Eurasia Group: It’s Not the End of Assad

Even as the Assad regime loses control of Syria’s countryside, and Russia shifts its stance, verbally weakening support for Bashar al Assad himself, it may not signal the end, says analyst Ayham Kamel of Eurasia Group.

Written by Syria Deeply Published on Read time Approx. 1 minutes

The Syria specialist issued a note today projecting that Assad will likely last through the middle of 2013. He says the fall of Assad is likely, but not inevitable, and that it’s unlikely to be in the next few weeks. That analysis bucks the flurry of headlines that we’re seeing the endgame for Syria’s Baath party rule.

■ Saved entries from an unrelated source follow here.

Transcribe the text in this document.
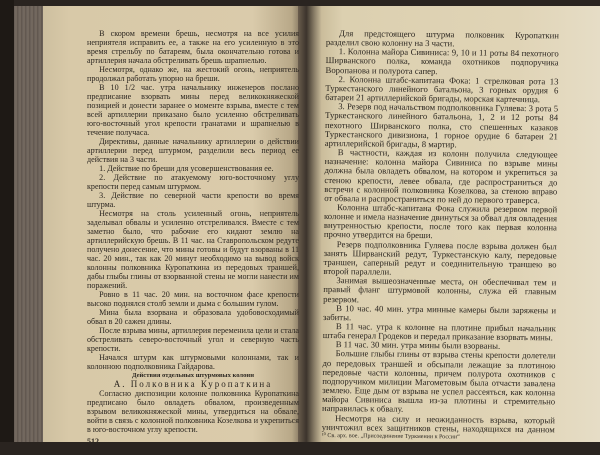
В скором времени брешь, несмотря на все усилия неприятеля исправить ее, а также на его усиленную в это время стрельбу по батареям, была окончательно готова и артиллерия начала обстреливать брешь шрапнелью.

Несмотря, однако же, на жестокий огонь, неприятель продолжал работать упорно на бреши.

В 10 1/2 час. утра начальнику инженеров послано предписание взорвать мины перед великокняжеской позицией и донести заранее о моменте взрыва, вместе с тем всей артиллерии приказано было усиленно обстреливать юго-восточный угол крепости гранатами и шрапнелью в течение получаса.

Директивы, данные начальнику артиллерии о действии артиллерии перед штурмом, разделили весь период ее действия на 3 части.

1. Действие по бреши для усовершенствования ее.

2. Действие по атакуемому юго-восточному углу крепости перед самым штурмом.

3. Действие по северной части крепости во время штурма.

Несмотря на столь усиленный огонь, неприятель заделывал обвалы и усиленно отстреливался. Вместе с тем заметно было, что рабочие его кидают землю на артиллерийскую брешь. В 11 час. на Ставропольском редуте получено донесение, что мины готовы и будут взорваны в 11 час. 20 мин., так как 20 минут необходимо на вывод войск колонны полковника Куропаткина из передовых траншей, дабы глыбы глины от взорванной стены не могли нанести им поражений.

Ровно в 11 час. 20 мин. на восточном фасе крепости высоко поднялся столб земли и дыма с большим гулом.

Мина была взорвана и образовала удобовосходимый обвал в 20 сажен длины.

После взрыва мины, артиллерия переменила цели и стала обстреливать северо-восточный угол и северную часть крепости.

Начался штурм как штурмовыми колоннами, так и колонною подполковника Гайдарова.

Действия отдельных штурмовых колонн

А. Полковника Куропаткина

Согласно диспозиции колонне полковника Куропаткина предписано было овладеть обвалом, произведенным взрывом великокняжеской мины, утвердиться на обвале, войти в связь с колонной полковника Козелкова и укрепиться в юго-восточном углу крепости.

512

Для предстоящего штурма полковник Куропаткин разделил свою колонну на 3 части.

1. Колонна майора Сивиниса: 9, 10 и 11 роты 84 пехотного Ширванского полка, команда охотников подпоручика Воропанова и полурота сапер.

2. Колонна штабс-капитана Фока: 1 стрелковая рота 13 Туркестанского линейного батальона, 3 горных орудия 6 батареи 21 артиллерийской бригады, морская картечница.

3. Резерв под начальством подполковника Гуляева: 3 рота 5 Туркестанского линейного батальона, 1, 2 и 12 роты 84 пехотного Ширванского полка, сто спешенных казаков Туркестанского дивизиона, 1 горное орудие 6 батареи 21 артиллерийской бригады, 8 мартир.

В частности, каждая из колонн получила следующее назначение: колонна майора Сивиниса по взрыве мины должна была овладеть обвалом, на котором и укрепиться за стеною крепости, левее обвала, где распространиться до встречи с колонной полковника Козелкова, за стеною вправо от обвала и распространиться по ней до первого траверса.

Колонна штабс-капитана Фока служила резервом первой колонне и имела назначение двинуться за обвал для овладения внутренностью крепости, после того как первая колонна прочно утвердится на бреши.

Резерв подполковника Гуляева после взрыва должен был занять Ширванский редут, Туркестанскую калу, передовые траншеи, саперный редут и соединительную траншею во второй параллели.

Занимая вышеозначенные места, он обеспечивал тем и правый фланг штурмовой колонны, служа ей главным резервом.

В 10 час. 40 мин. утра минные камеры были заряжены и забиты.

В 11 час. утра к колонне на плотине прибыл начальник штаба генерал Гродеков и передал приказание взорвать мины.

В 11 час. 30 мин. утра мины были взорваны.

Большие глыбы глины от взрыва стены крепости долетели до передовых траншей и обсыпали лежащие за плотиною передовые части колонны, причем полурота охотников с подпоручиком милиции Магометовым была отчасти завалена землею. Еще дым от взрыва не успел рассеяться, как колонна майора Сивиниса вышла из-за плотины и стремительно направилась к обвалу.

Несмотря на силу и неожиданность взрыва, который уничтожил всех защитников стены, находящихся на данном

¹⁰ Св. арх. вое. „Присоединение Туркмении к России“

513
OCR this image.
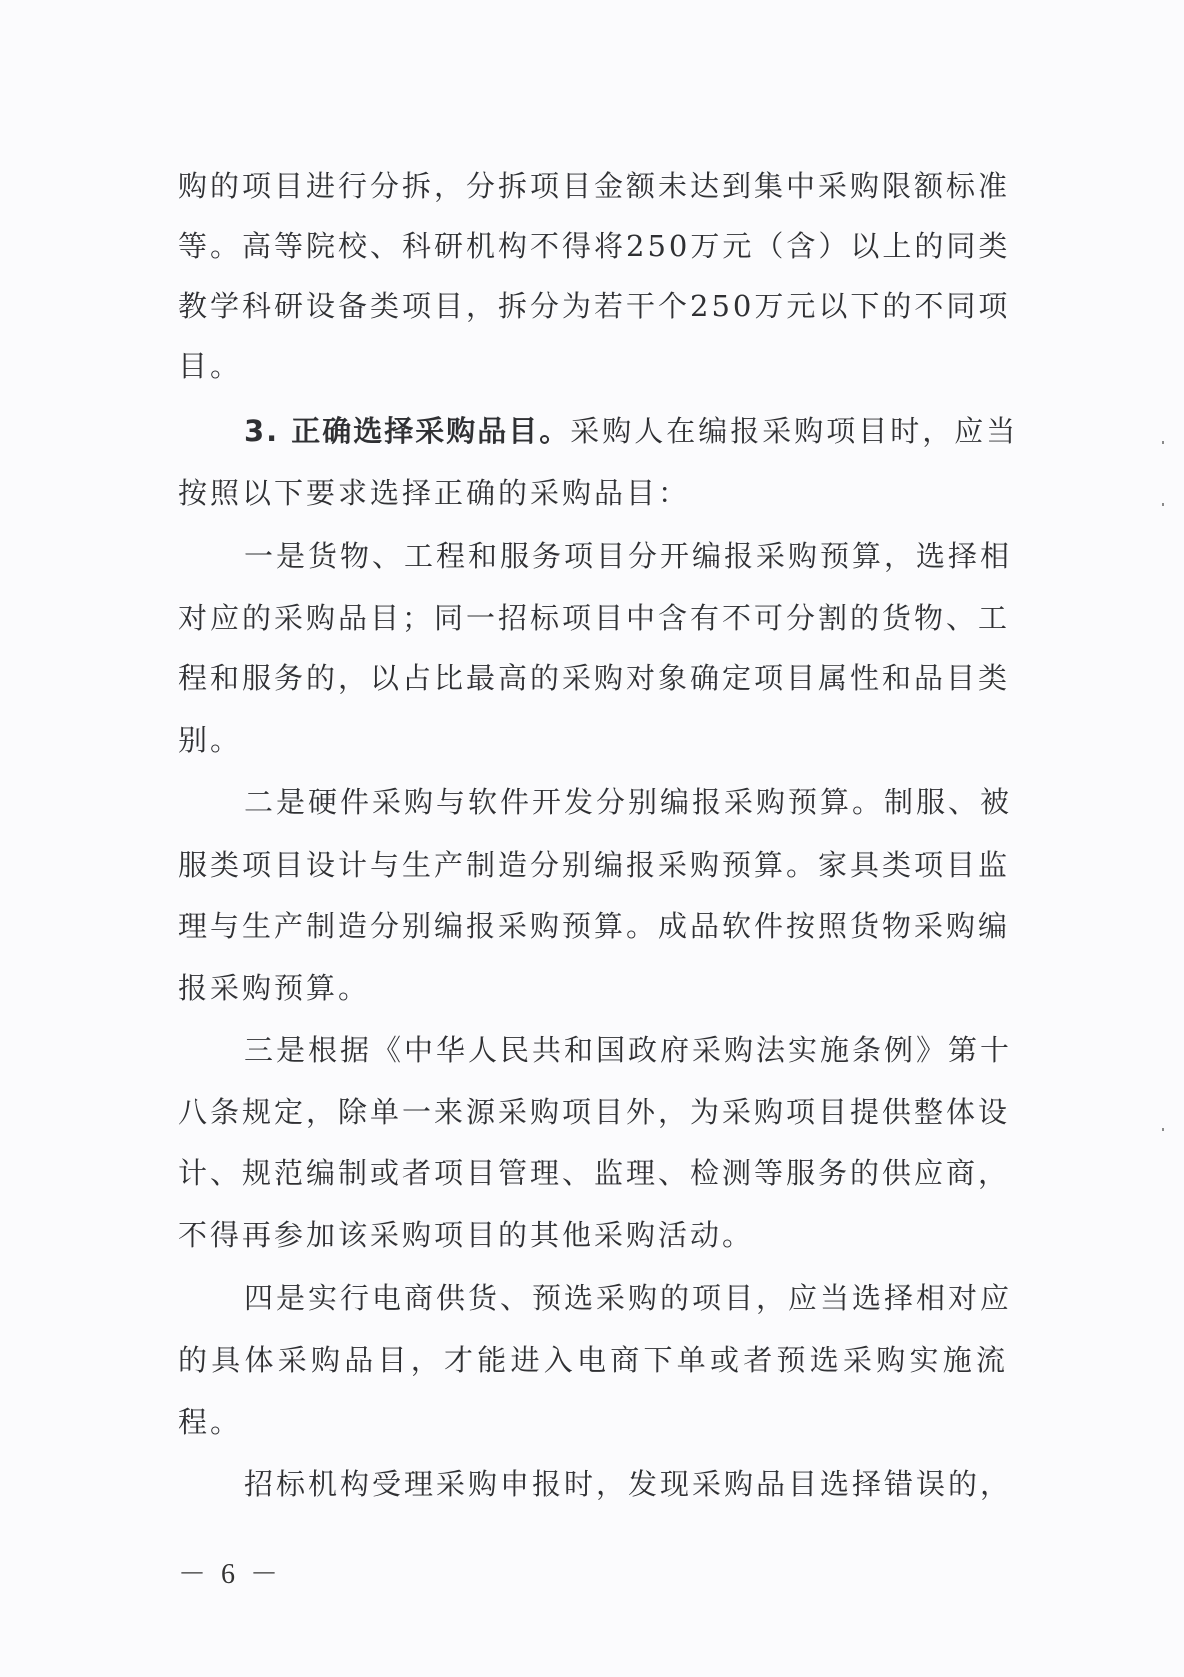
购的项目进行分拆，分拆项目金额未达到集中采购限额标准
等。高等院校、科研机构不得将250万元（含）以上的同类
教学科研设备类项目，拆分为若干个250万元以下的不同项
目。
3. 正确选择采购品目。采购人在编报采购项目时，应当
按照以下要求选择正确的采购品目：
一是货物、工程和服务项目分开编报采购预算，选择相
对应的采购品目；同一招标项目中含有不可分割的货物、工
程和服务的，以占比最高的采购对象确定项目属性和品目类
别。
二是硬件采购与软件开发分别编报采购预算。制服、被
服类项目设计与生产制造分别编报采购预算。家具类项目监
理与生产制造分别编报采购预算。成品软件按照货物采购编
报采购预算。
三是根据《中华人民共和国政府采购法实施条例》第十
八条规定，除单一来源采购项目外，为采购项目提供整体设
计、规范编制或者项目管理、监理、检测等服务的供应商，
不得再参加该采购项目的其他采购活动。
四是实行电商供货、预选采购的项目，应当选择相对应
的具体采购品目，才能进入电商下单或者预选采购实施流
程。
招标机构受理采购申报时，发现采购品目选择错误的，
－ 6 －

Here’s a section of Kamel’s memo:

“While the opposition has made strategic military advances, they are unlikely to herald an end to the Assad regime. The regime still has the strongest single military force in the country, control of the most important cities, an air force capacity, and almost complete control of the most strategic bases in the country. Assad still commands the Mazzeh, Minkh, and Saqqal military airports, along with almost all artillery bases in the major cities. The disparate nature of the rebel groups has made it difficult to crush the uprising, but has also prevented the opposition from consolidating on military successes, which have then often proved transient. Assad will continue to capitalize on these divisions to prolong the life of his regime.”

Assad’s forces are preparing a new strategy, he says, consolidating its strength around urban areas, then using them to launch retaliatory strikes. It will be challenge, given the rebel gains around major cities (including Damascus), but it falls on the rebel forces to prove they can hold the momentum.With Jabhat al Nusra under the US terror label, there’s more emphasis on moderate rebel groups seizing initiative — if they can stand up as an effective fighting force.